Kekerasan seksual kini kian marak terjadi di berbagai penjuru negeri. Tiap taun nya kasus ini terjadi pada anak-anak, perempuan ataupun laki-laki yang belum juga mengalami penurunan kasus, bahkan setiap tahun nya korban semakin bertambah banyak. Hal ini menyebabkan kesulitan seluruh masyarakat bahkan untuk keberlangsungan hidup bagi para penyitas. Seseorang yang mengalami kekerasan seksual tak kunjung menemukan keadilan di negara ini, juga tak kunjung menjadi kekhawatiran negara.

Menurut badan kesehatan dunia, World Health Organization atau WHO, kekerasan seksual dapat diartikan sebagai segala perilaku yang dilakukan dengan menyasar seksualitas atau organ seksual seseorang tanpa mendapatkan persetujuan, dan memiliki unsur paksaan atau ancaman. Pelaku kekerasan seksual tidak terbatas oleh gender dan hubungan dengan korban. Artinya, kasus ini sama sekali tidak melihat siapapun korban nya, bisa laki-laki maupun perempuan, orang tua maupun anak-anak.

Pada tahun 2017 RUU PKS ini resmi diperkenalkan ke DPR RI. Dengan diperkenalkan nya RUU PKS ini juga menjadi kabar gembira bagi masyarakat karena korban penyitas akan segera mendapatkan keadilan dan melihat kasus kekerasan seksual yang terus meningkat setiap tahun mungkin akan menurun dengan adanya hukum yang melindungi. Lalu RUU PKS ini mulai masuk komisi VIII pada tahun 2018 sehingga mulai dibahas di tahun 2019. Namun, hingga akhir masa priode 2014-2019, RUU PKS ini tak kunjung di sah-kan. Alih-alih 2020 masuk prolegnas dan harapan masyarakat untuk segera di sahkan terkabul. Sikap pemegang jabatan justru di luar harapan, sehingga sangat di sayangkan sikap DPR RI yang menyatakan bahwa RUU Penghapusan Kekerasan Seksual gagal masuk prolegnas karena dianggap sulit untuk dibahas. Padahal yang sulit adalah tentang kesadaran yang mulia terhadap kerentanan masyarakatnya.

Mengapa RUU yang sangat berpihak pada pemasyarakatan dan juga kerentanan yang terjadi di kehidupan sosial kita justru di biarkan begitu saja. Urgensi seakan bukan soal. Berbeda dengan kebutuhan kaum elite yang begitu mudah terjun, masuk prolegnas dan bahkan cepat di sah-kan sementara kebutuhan rakyat yang rentan sama sekali tidak di tindak lanjut.

RUU penghapus kekerasan seksual ini adalah calon payung hukum yang dibutuhkan masyarakat terlebih banyaknya masyarakat yang kegerahan karena maraknya kasus kekerasan seksual ini dan maraknya kejahatan berbasis seksual yang terjadi di dalam negeri.

Menurut catatan tahunan komnas perlindungan perempuan, sepanjang tahun 2001 – 2011 terdapat 35 kasus kekerasan seksual setiap harinya. Ditahun 2019 terdapat 406.178 kasus dan angkanya naik 14% dari tahun 2018. Betapa sangat mengkhawatirkan kasus-kasus ini tanpa adanya hukum yang komprehensif dari negara sebagai perlindungan. Angka bukan sekedar angka tetapi juga menjadi kejadian yang nyata dan begitu menakutkan.
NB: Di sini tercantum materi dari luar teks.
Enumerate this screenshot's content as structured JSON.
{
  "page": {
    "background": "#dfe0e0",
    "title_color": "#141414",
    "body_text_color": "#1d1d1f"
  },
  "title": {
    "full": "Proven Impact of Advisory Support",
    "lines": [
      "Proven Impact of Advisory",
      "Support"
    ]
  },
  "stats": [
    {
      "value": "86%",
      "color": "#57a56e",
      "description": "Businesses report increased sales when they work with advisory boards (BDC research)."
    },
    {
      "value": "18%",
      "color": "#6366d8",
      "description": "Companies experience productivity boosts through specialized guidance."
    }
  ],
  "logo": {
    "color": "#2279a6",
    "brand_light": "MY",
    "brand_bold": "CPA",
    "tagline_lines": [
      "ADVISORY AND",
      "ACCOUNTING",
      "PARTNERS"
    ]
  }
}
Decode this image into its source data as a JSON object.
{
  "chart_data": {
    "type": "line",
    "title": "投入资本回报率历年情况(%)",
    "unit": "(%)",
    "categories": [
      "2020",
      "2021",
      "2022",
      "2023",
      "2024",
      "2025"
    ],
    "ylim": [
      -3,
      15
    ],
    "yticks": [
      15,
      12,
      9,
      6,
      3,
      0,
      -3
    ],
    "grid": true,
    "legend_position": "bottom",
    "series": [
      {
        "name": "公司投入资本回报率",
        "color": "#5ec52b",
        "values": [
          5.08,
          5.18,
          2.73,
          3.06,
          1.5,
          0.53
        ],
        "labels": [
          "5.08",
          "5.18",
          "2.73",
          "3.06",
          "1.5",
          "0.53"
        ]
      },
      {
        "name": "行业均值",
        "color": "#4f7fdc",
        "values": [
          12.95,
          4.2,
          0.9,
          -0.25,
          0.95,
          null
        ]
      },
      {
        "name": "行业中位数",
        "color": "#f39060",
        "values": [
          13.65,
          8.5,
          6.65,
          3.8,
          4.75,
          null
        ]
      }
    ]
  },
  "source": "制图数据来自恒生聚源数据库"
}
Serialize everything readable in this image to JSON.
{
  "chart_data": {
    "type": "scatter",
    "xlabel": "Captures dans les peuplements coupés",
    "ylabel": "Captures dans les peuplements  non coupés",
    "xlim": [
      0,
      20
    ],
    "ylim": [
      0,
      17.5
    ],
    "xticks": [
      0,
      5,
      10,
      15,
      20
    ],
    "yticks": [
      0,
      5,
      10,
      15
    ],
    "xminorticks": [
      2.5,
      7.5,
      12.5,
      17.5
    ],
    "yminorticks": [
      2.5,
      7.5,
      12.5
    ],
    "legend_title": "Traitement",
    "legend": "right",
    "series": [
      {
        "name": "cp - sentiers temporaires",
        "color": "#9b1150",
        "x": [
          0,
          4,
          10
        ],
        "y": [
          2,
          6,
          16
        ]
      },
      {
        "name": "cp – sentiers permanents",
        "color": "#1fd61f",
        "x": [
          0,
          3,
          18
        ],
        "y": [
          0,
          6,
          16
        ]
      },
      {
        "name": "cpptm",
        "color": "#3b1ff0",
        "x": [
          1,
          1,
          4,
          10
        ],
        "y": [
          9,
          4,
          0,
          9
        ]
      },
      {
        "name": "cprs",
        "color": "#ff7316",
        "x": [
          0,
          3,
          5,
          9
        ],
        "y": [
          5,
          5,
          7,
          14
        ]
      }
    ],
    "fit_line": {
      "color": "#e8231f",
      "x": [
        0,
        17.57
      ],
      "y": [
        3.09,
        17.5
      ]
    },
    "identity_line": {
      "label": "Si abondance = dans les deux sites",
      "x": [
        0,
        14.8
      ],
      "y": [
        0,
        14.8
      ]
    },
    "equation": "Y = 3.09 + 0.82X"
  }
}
1 dari 3 perempuan di dunia menjadi korban kekerasan seksual, 1 dari 6 laki-laki juga menjadi korban kekerasan seksual setiap harinya. Artinya, dalam kasus ini perlu payung-payung hukum yang lebih memihak pada korban.

Dalam budaya kita saat ini seseorang yang memperkosa akan selesai hanya dengan menikahkan keduanya, seakan-akan beban yang di pikul korban mau itu berupa gangguan mental atau kesehatan fisik bukanlah perkara penting. Keadaan ini masih sangat membudaya di Indonesia yang dimana justru korban mendapat perlakuan tanpa kehati-hatian dari pihak berwajib. Padahal kasus kekerasan seksual adalah hal yang sangat berbahaya, dapat memicu berbagai faktor tindak kejahatan lainnya.

Saat keadaan mulai mendesak kami berharap semoga masih ada secuil sisi kemanusiaan dari yang mulia para pemangku jabatan. Mahasiswa harus bebas dari berbagai arus kehidupan masyarakat yg kacau, tapi jangan lupakan fungsi sosial seorang mahasiswa.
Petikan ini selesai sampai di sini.